New Student Orientation: the best week of the academic year. Giant parties, free (albeit watered-down) booze and no nagging schoolwork to ruin all of your fun. As a freshman, there is no real way to prepare for this most debaucherous of long weekends. So you pregame with your new BFFs (read: your freshman hall), walk down Spruce and thrust yourself into the madness. Then, after five days of the coolest, bestest frat parties ever, you’ve fallen in love with Penn. Thank god you chose the Social Ivy!
It’s not until later that you realize freshman NSO is the worst of all NSOs. Not knowing anyone or anything, you walk around like Tai at the Val party — clueless, vulnerable and trying to get with the first Elton you encounter. Most of us would like to forget those freshman NSO memories, assuming we were sober enough to retain them in the first place.
Now sophomore year NSO, that’s really where it’s at. You may be part of a Greek system or some club, and after a four-month Penn hiatus you’re totally excited to see your 150 new best friends. You attend an off-campus pregame, have no problem getting into parties (because you know all of the most important people) and drink the night away.
But then the parties aren’t as fun as you remembered. Too many wandering freshmen crowd the sticky rooms, Natty Light kegs have lost their appeal and perhaps you have an awkward encounter with your ex-fuck buddy or bitchy freshman roommate. So junior year you set low expectations. Yet, even those sub-par standards aren’t met. Everyone is abroad.
Remembering NSOs past, I didn’t know how to approach senior year. Instead of psyching myself up, I did something rash: cut my NSO short. The partying began Thursday, so I arrived on Sunday.

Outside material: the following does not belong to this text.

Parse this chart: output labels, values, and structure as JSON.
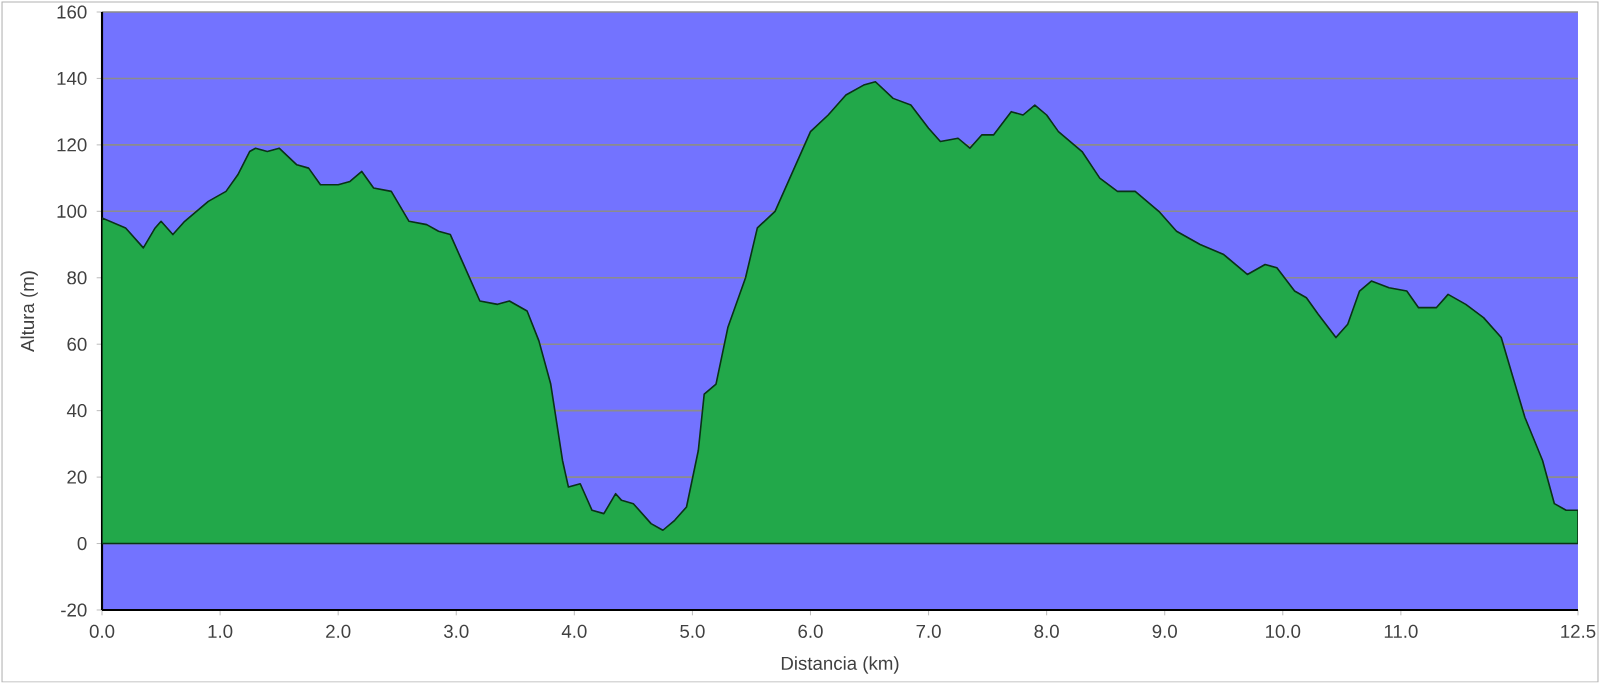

After two nights, I realized the senior NSO rules: your friends throw parties, you know people at said parties and you’re a pro at handling awkward encounters. I thought I had made a great decision… until Tuesday night rolled around. Still in NSO mode, I expected another epic night. But everyone else was NSOver it.
Yearning to go out, I realized that while we condemn NSO, we need it. As crowded the parties and embarrassing the antics, we need five days dedicated solely to drinking and socializing. Because after those nights, that’s it, welcome to the Social Ivy: where we party just hard enough to maintain our GPAs.